Almost want to... not because I think I'd win the bet, but because I know all 
too well that sooner or later I'd lose, and we'd have a better system. ;-)
                
> QueryState.getTimestamp() & FBUtilities.timestampMicros() reads current 
> timestamp with System.currentTimeMillis() * 1000 instead of System.nanoTime() 
> / 1000
> ------------------------------------------------------------------------------------------------------------------------------------------------------------
>
>                 Key: CASSANDRA-6106
>                 URL: https://issues.apache.org/jira/browse/CASSANDRA-6106
>             Project: Cassandra
>          Issue Type: Bug
>          Components: Core
>         Environment: DSE Cassandra 3.1, but also HEAD
>            Reporter: Christopher Smith
>            Priority: Minor
>              Labels: collision, conflict, timestamp
>         Attachments: microtimstamp.patch
>
>
> I noticed this blog post: http://aphyr.com/posts/294-call-me-maybe-cassandra 
> mentioned issues with millisecond rounding in timestamps and was able to 
> reproduce the issue.

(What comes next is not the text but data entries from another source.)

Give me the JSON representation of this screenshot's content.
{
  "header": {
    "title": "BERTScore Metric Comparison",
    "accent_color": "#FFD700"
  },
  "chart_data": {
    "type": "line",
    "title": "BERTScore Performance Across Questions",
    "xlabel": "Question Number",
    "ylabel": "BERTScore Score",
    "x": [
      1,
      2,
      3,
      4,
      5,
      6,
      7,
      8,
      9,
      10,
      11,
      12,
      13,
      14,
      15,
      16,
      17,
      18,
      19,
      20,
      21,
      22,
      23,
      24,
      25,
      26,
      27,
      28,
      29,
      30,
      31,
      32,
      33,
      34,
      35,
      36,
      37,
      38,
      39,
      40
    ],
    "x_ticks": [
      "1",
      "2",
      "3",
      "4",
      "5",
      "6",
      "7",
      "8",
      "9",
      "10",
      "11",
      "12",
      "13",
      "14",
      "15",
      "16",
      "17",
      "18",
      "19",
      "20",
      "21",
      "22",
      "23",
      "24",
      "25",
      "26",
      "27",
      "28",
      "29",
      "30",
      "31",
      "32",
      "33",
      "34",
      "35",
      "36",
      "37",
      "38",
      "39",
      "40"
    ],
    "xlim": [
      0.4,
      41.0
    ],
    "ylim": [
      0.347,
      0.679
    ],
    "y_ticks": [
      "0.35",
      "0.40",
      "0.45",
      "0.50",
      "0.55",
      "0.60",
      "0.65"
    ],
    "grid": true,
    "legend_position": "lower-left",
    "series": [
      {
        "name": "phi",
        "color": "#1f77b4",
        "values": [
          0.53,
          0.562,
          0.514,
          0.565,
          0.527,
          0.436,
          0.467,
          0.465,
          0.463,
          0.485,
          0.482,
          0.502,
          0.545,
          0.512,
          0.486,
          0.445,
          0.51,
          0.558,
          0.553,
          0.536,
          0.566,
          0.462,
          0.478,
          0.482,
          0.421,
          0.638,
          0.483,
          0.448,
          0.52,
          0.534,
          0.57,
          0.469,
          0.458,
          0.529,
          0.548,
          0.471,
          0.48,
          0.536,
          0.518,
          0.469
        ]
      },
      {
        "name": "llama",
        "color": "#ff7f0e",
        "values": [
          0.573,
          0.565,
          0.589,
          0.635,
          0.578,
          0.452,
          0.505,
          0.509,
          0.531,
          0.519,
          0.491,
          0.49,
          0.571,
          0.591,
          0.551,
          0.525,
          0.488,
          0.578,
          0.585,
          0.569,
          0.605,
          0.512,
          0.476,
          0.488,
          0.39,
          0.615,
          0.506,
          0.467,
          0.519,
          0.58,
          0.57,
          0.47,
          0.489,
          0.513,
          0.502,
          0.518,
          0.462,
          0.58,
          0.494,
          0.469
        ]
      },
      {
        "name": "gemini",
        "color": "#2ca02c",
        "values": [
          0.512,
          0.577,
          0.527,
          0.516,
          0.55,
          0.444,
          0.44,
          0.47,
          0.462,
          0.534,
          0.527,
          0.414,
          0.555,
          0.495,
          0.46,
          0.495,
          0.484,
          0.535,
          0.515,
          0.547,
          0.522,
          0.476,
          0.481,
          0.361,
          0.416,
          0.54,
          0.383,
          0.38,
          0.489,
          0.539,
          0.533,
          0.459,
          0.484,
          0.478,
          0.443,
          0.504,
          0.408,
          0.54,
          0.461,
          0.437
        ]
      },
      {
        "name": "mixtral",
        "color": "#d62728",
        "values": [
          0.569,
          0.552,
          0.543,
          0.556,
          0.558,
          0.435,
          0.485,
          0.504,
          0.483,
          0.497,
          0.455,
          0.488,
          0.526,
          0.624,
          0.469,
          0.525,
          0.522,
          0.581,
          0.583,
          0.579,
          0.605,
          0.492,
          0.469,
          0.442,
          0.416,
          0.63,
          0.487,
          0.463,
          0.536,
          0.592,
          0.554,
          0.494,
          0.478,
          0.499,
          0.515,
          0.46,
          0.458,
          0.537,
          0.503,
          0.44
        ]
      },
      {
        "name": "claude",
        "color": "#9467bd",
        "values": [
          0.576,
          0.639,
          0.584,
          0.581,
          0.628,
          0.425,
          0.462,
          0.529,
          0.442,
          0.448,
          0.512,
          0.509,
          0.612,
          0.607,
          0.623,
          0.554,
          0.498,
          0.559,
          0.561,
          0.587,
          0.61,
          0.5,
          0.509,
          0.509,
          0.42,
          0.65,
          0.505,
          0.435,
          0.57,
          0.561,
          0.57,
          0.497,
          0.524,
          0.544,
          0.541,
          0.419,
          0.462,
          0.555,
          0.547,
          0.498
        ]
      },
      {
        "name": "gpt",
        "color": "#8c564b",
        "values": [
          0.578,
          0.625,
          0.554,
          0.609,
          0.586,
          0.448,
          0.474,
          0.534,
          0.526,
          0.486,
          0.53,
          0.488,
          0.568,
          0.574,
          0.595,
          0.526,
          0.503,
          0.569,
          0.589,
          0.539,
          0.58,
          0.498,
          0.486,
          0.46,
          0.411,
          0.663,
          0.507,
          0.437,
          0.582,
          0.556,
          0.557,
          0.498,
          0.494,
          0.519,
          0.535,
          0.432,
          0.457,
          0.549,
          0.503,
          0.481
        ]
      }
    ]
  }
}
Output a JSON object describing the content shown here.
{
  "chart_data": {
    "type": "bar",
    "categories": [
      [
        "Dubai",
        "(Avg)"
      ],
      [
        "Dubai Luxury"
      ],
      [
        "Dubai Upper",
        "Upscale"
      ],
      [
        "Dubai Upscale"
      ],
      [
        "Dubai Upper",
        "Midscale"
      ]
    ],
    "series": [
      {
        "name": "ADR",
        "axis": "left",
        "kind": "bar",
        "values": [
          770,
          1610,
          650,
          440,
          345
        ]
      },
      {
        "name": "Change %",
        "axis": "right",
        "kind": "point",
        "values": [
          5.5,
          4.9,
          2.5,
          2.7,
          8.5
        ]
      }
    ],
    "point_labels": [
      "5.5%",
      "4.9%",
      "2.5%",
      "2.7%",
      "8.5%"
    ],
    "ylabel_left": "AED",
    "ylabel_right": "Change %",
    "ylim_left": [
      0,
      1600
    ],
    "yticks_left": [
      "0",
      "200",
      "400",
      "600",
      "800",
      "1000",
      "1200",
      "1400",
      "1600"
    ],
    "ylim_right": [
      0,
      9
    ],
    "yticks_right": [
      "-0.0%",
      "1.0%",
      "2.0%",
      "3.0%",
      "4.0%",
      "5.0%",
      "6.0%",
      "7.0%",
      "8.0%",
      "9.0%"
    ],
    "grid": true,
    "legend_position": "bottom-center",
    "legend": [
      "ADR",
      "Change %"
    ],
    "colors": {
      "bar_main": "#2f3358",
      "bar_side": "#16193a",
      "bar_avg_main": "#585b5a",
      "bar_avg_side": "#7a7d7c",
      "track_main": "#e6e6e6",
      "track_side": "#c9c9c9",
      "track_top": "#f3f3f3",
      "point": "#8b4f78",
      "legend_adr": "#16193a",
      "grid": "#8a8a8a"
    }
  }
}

If I specify a timestamp in a mutating query, I get 
> microsecond precision, but if I don't, I get timestamps rounded to the 
> nearest millisecond, at least for my first query on a given connection, which 
> substantially increases the possibilities of collision.
> I believe I found the offending code, though I am by no means sure this is 
> comprehensive. I think we probably need a fairly comprehensive replacement of 
> all uses of System.currentTimeMillis() with System.nanoTime().